The progressive community is about social change. Too often, though, that change is envisioned as creating a world that does not apply to what happens in the domain of those in power. “The world,” however, does indeed include what happens on your watch and under your proverbial roof. The people who work with and for you are not any different—no less deserving of fair pay, equal rights, health-care benefits, family leave, or protection from harassment, abuse, and violence—than are the populations for which your clients pay you to advocate.
And yet, there are too many stories even in the progressive community of egregious behavior we would not accept elsewhere.
Sometimes it feels like nothing will ever change. I don’t have the answers to whether and how it will. I would like not to feel that things I experienced years ago are still happening to people today, at least not within the community that in principle ostensibly stands against violence and harassment of all kinds. And yet here we are.
Still, I am very cautiously optimistic. There is, right now, a lot of soul-searching going on in the progressive community and a great deal of discussion underway, some of it appropriately angry, hurt, and disappointed. Individuals and groups are grappling with what it takes first to stop abuse from happening, and to ensure that no victim of abuse is made invisible or feels they have nowhere to go.

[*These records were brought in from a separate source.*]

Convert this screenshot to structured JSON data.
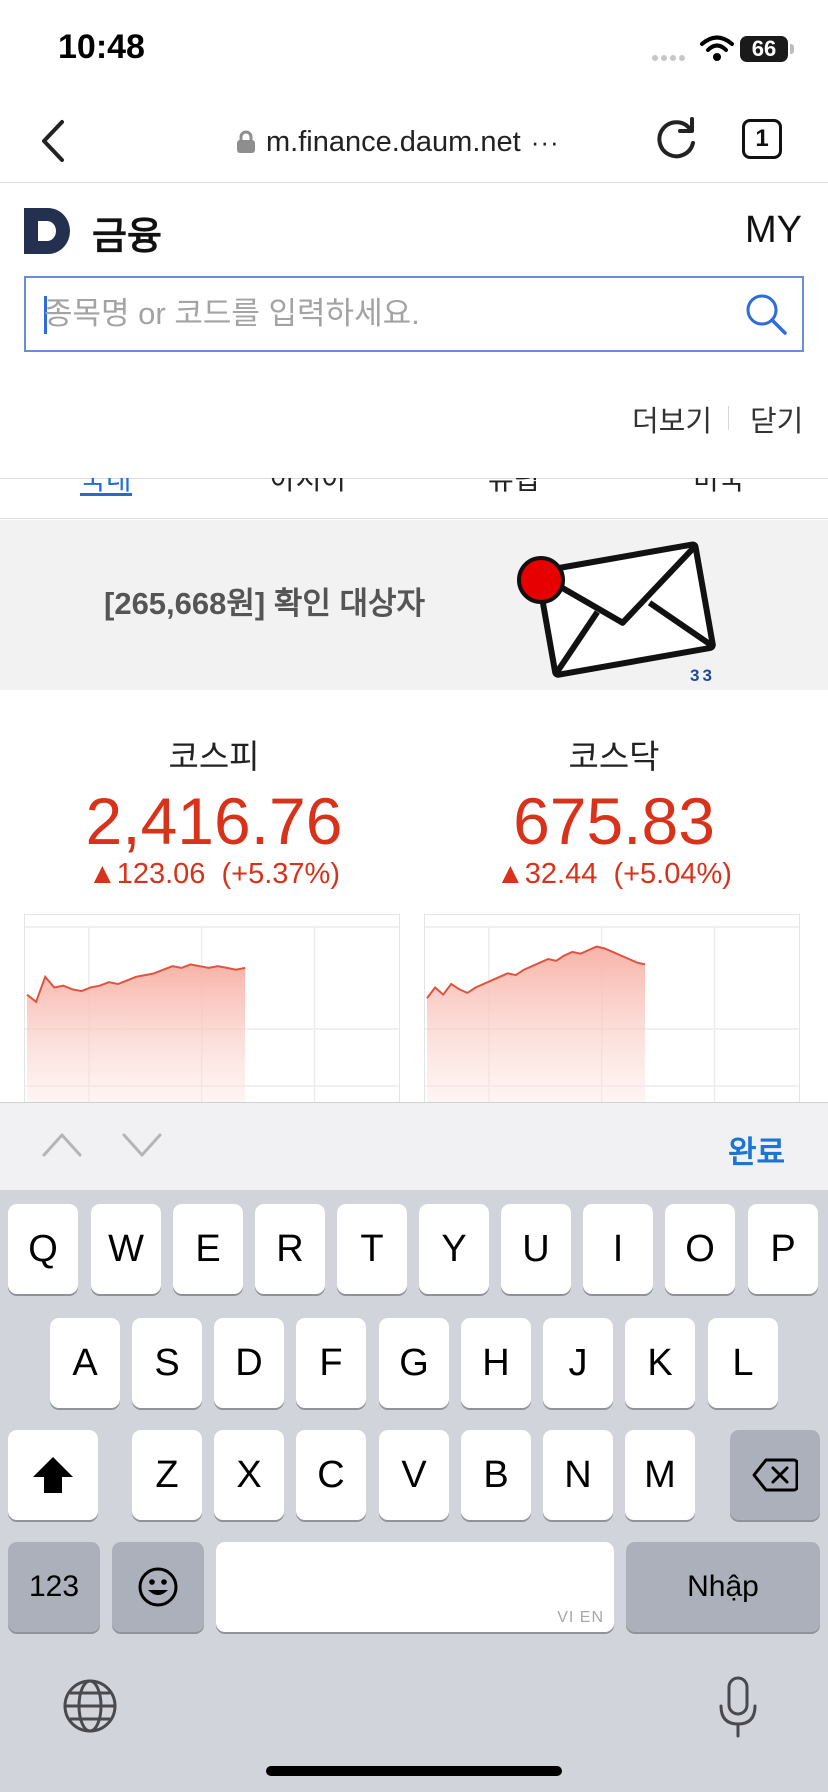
{
  "status_bar": {
    "time": "10:48",
    "battery": "66"
  },
  "browser": {
    "url": "m.finance.daum.net",
    "more_indicator": "···",
    "tab_count": "1"
  },
  "header": {
    "title": "금융",
    "my": "MY"
  },
  "search": {
    "placeholder": "종목명 or 코드를 입력하세요.",
    "value": ""
  },
  "links": {
    "more": "더보기",
    "close": "닫기"
  },
  "region_tabs": [
    "국내",
    "아시아",
    "유럽",
    "미국"
  ],
  "ad": {
    "text": "[265,668원] 확인 대상자",
    "badge_number": "33"
  },
  "indices": [
    {
      "name": "코스피",
      "value": "2,416.76",
      "change_symbol": "▲",
      "change": "123.06",
      "change_pct": "(+5.37%)",
      "chart_data": {
        "type": "area",
        "values": [
          0.62,
          0.58,
          0.72,
          0.66,
          0.67,
          0.65,
          0.64,
          0.66,
          0.67,
          0.69,
          0.68,
          0.7,
          0.72,
          0.73,
          0.74,
          0.76,
          0.78,
          0.77,
          0.79,
          0.78,
          0.77,
          0.78,
          0.77,
          0.76,
          0.77
        ]
      }
    },
    {
      "name": "코스닥",
      "value": "675.83",
      "change_symbol": "▲",
      "change": "32.44",
      "change_pct": "(+5.04%)",
      "chart_data": {
        "type": "area",
        "values": [
          0.6,
          0.66,
          0.62,
          0.68,
          0.65,
          0.63,
          0.66,
          0.68,
          0.7,
          0.72,
          0.74,
          0.73,
          0.76,
          0.78,
          0.8,
          0.82,
          0.81,
          0.84,
          0.86,
          0.85,
          0.87,
          0.89,
          0.88,
          0.86,
          0.84,
          0.82,
          0.8,
          0.79
        ]
      }
    }
  ],
  "accessory": {
    "done": "완료"
  },
  "keyboard": {
    "row1": [
      "Q",
      "W",
      "E",
      "R",
      "T",
      "Y",
      "U",
      "I",
      "O",
      "P"
    ],
    "row2": [
      "A",
      "S",
      "D",
      "F",
      "G",
      "H",
      "J",
      "K",
      "L"
    ],
    "row3": [
      "Z",
      "X",
      "C",
      "V",
      "B",
      "N",
      "M"
    ],
    "numbers_label": "123",
    "return_label": "Nhập",
    "space_hint": "VI EN"
  }
}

These are as yet just conversations, so caution is warranted. But it is past time for all individuals, groups, and leaders in the progressive community to ask ourselves: What does it mean to be progressive? Are we as progressive inside as we strive to be outside? What is needed to ensure all employees entering new jobs find a welcoming environment; that all employees know their rights and have mechanisms to exercise them; and that every employee is “visible,” while no one is seen as “invincible?”
There are no easy answers to any of this. Instead, it will take hard work and constant vigilance from within and throughout our community to be the change we claim to want in the wider world. Six months from now Rewire will come back to you with a report on what has come out of this, because unless we all hold ourselves accountable, no one will be.